Continue Without Losing Consciousness

Publication: The Times (unpublished).   
August 2014

Visual Art: Giles Sutherland

Continue Without Losing Consciousness
Dundee Contemporary Arts


Until  24 August

As part of the country-wide Generation programme – showcasing over 100 artists in 60 venues from Orkney to Dumfries – the work of the all-male trio Rob Churm, Raydale Dower and Tony Swain can be seen under one roof at DCA.

This is an oddly cohesive show, with common elements and sub-texts  linking the artists’ work.

The project revisits a previous collaboration by the same artists, in Glasgow, in 2010, entitled Le Drapeau Noir. The original venue, then a disused and derelict space, paid homage to the avant-garde European café culture, where alternative music and life-styles have long flourished. Such spaces saw the beginnings of the Dada and Surrealist movements, which marked important developments in the political and artistic landscape.

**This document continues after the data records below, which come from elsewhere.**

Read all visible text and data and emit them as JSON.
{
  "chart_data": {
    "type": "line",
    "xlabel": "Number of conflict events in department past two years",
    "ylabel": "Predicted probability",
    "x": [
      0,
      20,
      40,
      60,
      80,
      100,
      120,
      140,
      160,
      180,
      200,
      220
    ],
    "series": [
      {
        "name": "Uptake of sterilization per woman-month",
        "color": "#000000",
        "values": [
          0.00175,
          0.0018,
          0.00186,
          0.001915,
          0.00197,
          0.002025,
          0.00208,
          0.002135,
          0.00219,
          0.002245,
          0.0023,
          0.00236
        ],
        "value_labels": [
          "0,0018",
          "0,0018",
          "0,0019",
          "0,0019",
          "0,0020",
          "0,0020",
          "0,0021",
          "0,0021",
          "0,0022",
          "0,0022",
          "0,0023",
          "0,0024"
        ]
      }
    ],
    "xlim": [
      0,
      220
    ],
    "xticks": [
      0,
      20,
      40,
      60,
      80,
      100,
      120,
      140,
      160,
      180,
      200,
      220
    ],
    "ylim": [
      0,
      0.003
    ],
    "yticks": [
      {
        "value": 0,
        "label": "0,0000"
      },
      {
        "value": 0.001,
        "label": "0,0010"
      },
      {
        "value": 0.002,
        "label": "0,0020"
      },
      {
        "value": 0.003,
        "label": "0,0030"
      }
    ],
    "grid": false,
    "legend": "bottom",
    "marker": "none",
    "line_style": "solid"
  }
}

Originally, Le Drapeau Noir (The Black Flag) was associated with the Anarchist movement in France, and dates from the mid-19th Century. It also forms the title of a famous work by René Magritte, from 1937, which is believed to have been inspired by the German bombing of the small Basque town of Guernica.

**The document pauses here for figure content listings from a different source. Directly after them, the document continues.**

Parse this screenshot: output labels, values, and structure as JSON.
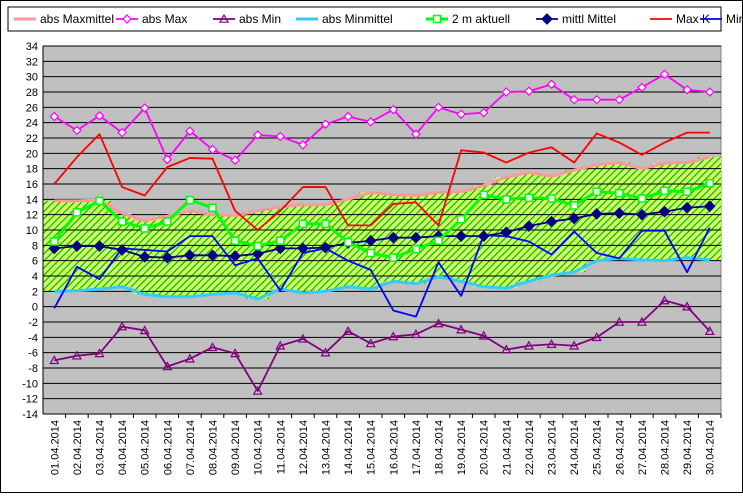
{
  "chart_data": {
    "type": "line",
    "ylim": [
      -14,
      34
    ],
    "ytick_step": 2,
    "grid": true,
    "legend_position": "top",
    "plot_background": "#c0c0c0",
    "categories": [
      "01.04.2014",
      "02.04.2014",
      "03.04.2014",
      "04.04.2014",
      "05.04.2014",
      "06.04.2014",
      "07.04.2014",
      "08.04.2014",
      "09.04.2014",
      "10.04.2014",
      "11.04.2014",
      "12.04.2014",
      "13.04.2014",
      "14.04.2014",
      "15.04.2014",
      "16.04.2014",
      "17.04.2014",
      "18.04.2014",
      "19.04.2014",
      "20.04.2014",
      "21.04.2014",
      "22.04.2014",
      "23.04.2014",
      "24.04.2014",
      "25.04.2014",
      "26.04.2014",
      "27.04.2014",
      "28.04.2014",
      "29.04.2014",
      "30.04.2014"
    ],
    "series": [
      {
        "name": "abs Maxmittel",
        "color": "#ff9999",
        "marker": "none",
        "values": [
          13.8,
          13.8,
          13.9,
          12.2,
          11.2,
          11.8,
          12.5,
          12.0,
          11.9,
          12.5,
          13.0,
          13.3,
          13.3,
          14.0,
          14.9,
          14.6,
          14.5,
          14.9,
          15.0,
          15.8,
          16.9,
          17.5,
          17.0,
          17.8,
          18.5,
          18.8,
          18.0,
          18.7,
          18.8,
          19.5
        ]
      },
      {
        "name": "abs Max",
        "color": "#ff00ff",
        "marker": "diamond-open",
        "values": [
          24.8,
          23.0,
          24.9,
          22.7,
          25.9,
          19.2,
          22.9,
          20.5,
          19.1,
          22.4,
          22.2,
          21.1,
          23.8,
          24.8,
          24.1,
          25.7,
          22.5,
          26.0,
          25.1,
          25.3,
          28.0,
          28.1,
          29.0,
          27.0,
          27.0,
          27.0,
          28.6,
          30.3,
          28.3,
          28.0
        ]
      },
      {
        "name": "abs Min",
        "color": "#800080",
        "marker": "triangle-open",
        "values": [
          -7.0,
          -6.4,
          -6.1,
          -2.6,
          -3.1,
          -7.8,
          -6.8,
          -5.3,
          -6.1,
          -11.0,
          -5.1,
          -4.2,
          -6.0,
          -3.2,
          -4.8,
          -3.9,
          -3.6,
          -2.2,
          -3.0,
          -3.8,
          -5.6,
          -5.1,
          -4.9,
          -5.1,
          -4.0,
          -2.0,
          -2.0,
          0.8,
          0.0,
          -3.2
        ]
      },
      {
        "name": "abs Minmittel",
        "color": "#33ccff",
        "marker": "none",
        "values": [
          2.0,
          2.1,
          2.3,
          2.6,
          1.6,
          1.3,
          1.3,
          1.6,
          1.8,
          1.0,
          2.3,
          1.8,
          2.0,
          2.6,
          2.3,
          3.3,
          3.0,
          3.9,
          3.3,
          2.6,
          2.4,
          3.3,
          4.1,
          4.5,
          6.0,
          6.3,
          6.1,
          6.0,
          6.4,
          6.1
        ]
      },
      {
        "name": "2 m aktuell",
        "color": "#00ff00",
        "marker": "square-open",
        "values": [
          8.5,
          12.3,
          13.8,
          11.1,
          10.2,
          11.1,
          13.9,
          12.9,
          8.6,
          7.9,
          8.6,
          10.8,
          10.8,
          8.4,
          7.0,
          6.4,
          7.5,
          8.6,
          11.4,
          14.6,
          14.0,
          14.2,
          14.1,
          13.2,
          15.0,
          14.8,
          14.1,
          15.1,
          15.0,
          16.1
        ]
      },
      {
        "name": "mittl Mittel",
        "color": "#000080",
        "marker": "diamond-filled",
        "values": [
          7.6,
          7.9,
          7.9,
          7.4,
          6.5,
          6.4,
          6.7,
          6.7,
          6.6,
          6.9,
          7.6,
          7.6,
          7.7,
          8.3,
          8.6,
          9.0,
          9.0,
          9.2,
          9.2,
          9.2,
          9.7,
          10.5,
          11.1,
          11.5,
          12.1,
          12.2,
          12.0,
          12.4,
          12.9,
          13.1
        ]
      },
      {
        "name": "Max K",
        "color": "#ff0000",
        "marker": "none",
        "values": [
          16.0,
          19.5,
          22.5,
          15.6,
          14.5,
          18.2,
          19.4,
          19.3,
          12.5,
          10.0,
          12.5,
          15.6,
          15.6,
          10.6,
          10.6,
          13.4,
          13.6,
          10.6,
          20.4,
          20.1,
          18.8,
          20.1,
          20.8,
          18.8,
          22.6,
          21.4,
          19.8,
          21.4,
          22.7,
          22.7
        ]
      },
      {
        "name": "Min K",
        "color": "#0000ff",
        "marker": "none",
        "values": [
          -0.2,
          5.2,
          3.6,
          7.6,
          7.4,
          7.2,
          9.2,
          9.2,
          5.4,
          6.3,
          2.1,
          7.0,
          7.6,
          6.0,
          4.8,
          -0.5,
          -1.3,
          5.8,
          1.4,
          9.3,
          9.2,
          8.5,
          6.8,
          9.8,
          7.0,
          6.3,
          9.9,
          9.9,
          4.5,
          10.3
        ]
      }
    ]
  }
}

Magritte’s painting shows steely, stylised, ‘sculptural’ flying machines against a cold grey sky. The tone of the work is dark and threatening ¾ it can be assumed that Magritte’s chosen title conflated the threat of political and social disorder with the Anarchist flag.

It’s fitting that at the entrance to this show is an re-interpretation of Magritte’s work by Churm and Dower. This collaboration is complemented by Dower’s black flag (again titled Le Drapeau Noir) containing a large gaping hole at its centre. These motifs are found in various guises such as an accompanying catalogue with removable circular centre; a white rectangle with a black circle above a small cabaret stage; and a large, spherical balloon positioned at the centre of a room.

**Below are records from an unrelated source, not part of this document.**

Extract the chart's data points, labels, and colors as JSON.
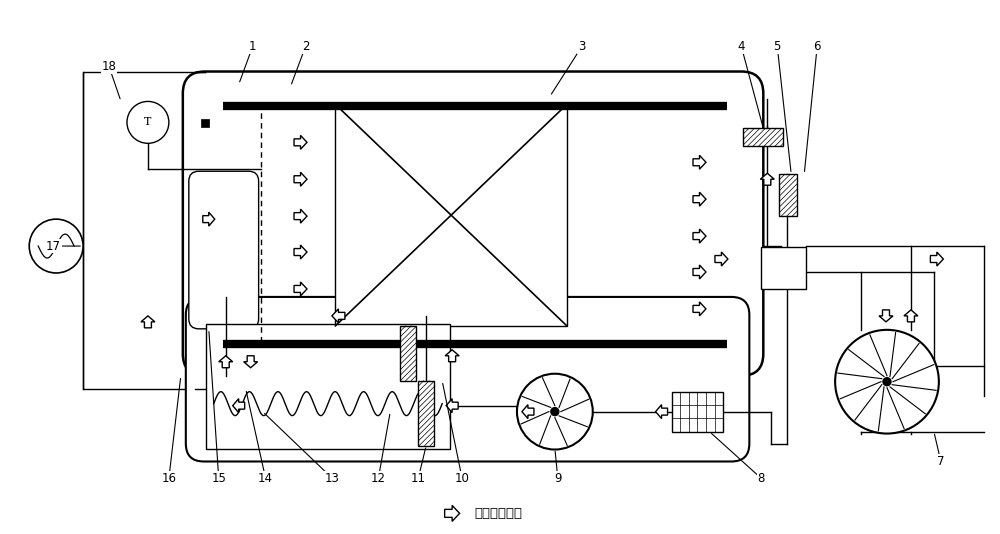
{
  "bg_color": "#ffffff",
  "line_color": "#000000",
  "fig_width": 10.0,
  "fig_height": 5.34,
  "caption": "⇒表示气流方向",
  "dpi": 100
}
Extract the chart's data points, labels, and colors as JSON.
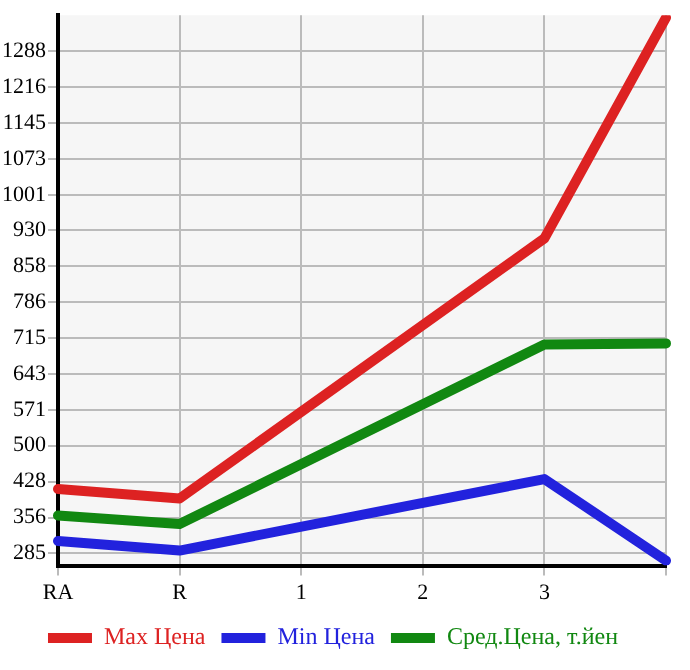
{
  "chart_data": {
    "type": "line",
    "categories": [
      "RA",
      "R",
      "1",
      "2",
      "3",
      null
    ],
    "series": [
      {
        "name": "Max Цена",
        "color": "#dd2222",
        "values": [
          413,
          394,
          null,
          null,
          914,
          1355
        ]
      },
      {
        "name": "Min Цена",
        "color": "#2222dd",
        "values": [
          309,
          290,
          null,
          null,
          433,
          270
        ]
      },
      {
        "name": "Сред.Цена, т.йен",
        "color": "#118811",
        "values": [
          360,
          343,
          null,
          null,
          702,
          704
        ]
      }
    ],
    "ylim": [
      260,
      1360
    ],
    "yticks": [
      285,
      356,
      428,
      500,
      571,
      643,
      715,
      786,
      858,
      930,
      1001,
      1073,
      1145,
      1216,
      1288
    ],
    "grid": true,
    "legend": "bottom",
    "marker": "none",
    "line_style": "solid"
  }
}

Dower’s posters use typography that recalls early Dada publications. One presents a section of Les Champs Magnétiques, the first published Surrealist poem, by André Breton and Phillip Soupault:  “Beware of pictures and drawings/ a reek of poetry which famishes / a frightening, obscene nakedness / a chance rhyme in each corner / …this blank space …./ and the table is going to fall over…/  Boom smack !/ So musical discord / such sweet thunder/.”

Dower’s homage to Dada is found in other works too, such as the small fragments and splinters of wood taken from a piano which the artist dropped to the floor as part of an ‘action’ or ‘happening’ at Glasgow’s Tramway.  The destructive forces which tore Europe apart during WWI found an echo in the mayhem of Dada.

Tony Swain’s work – landscapes over newspaper (in this case, The Guardian)  – somehow fits into this context. Part collage and part painted landscape, they show a constructed world of hotels, islands, and seascape, wholly at odds, one imagines with the reportage and commentary they partially obscure. The idea of dissonance was, after all, a common Dada theme.

Rob Churm’s intricate drawings of plants and other imagined organic forms seem to elide successfully with the over-all aesthetic of the show.

All three of the artists are well-known and accomplished musicians. All of this work finds its complement, in true Dadaist style, in a series of performances and events which take place throughout the duration of the show.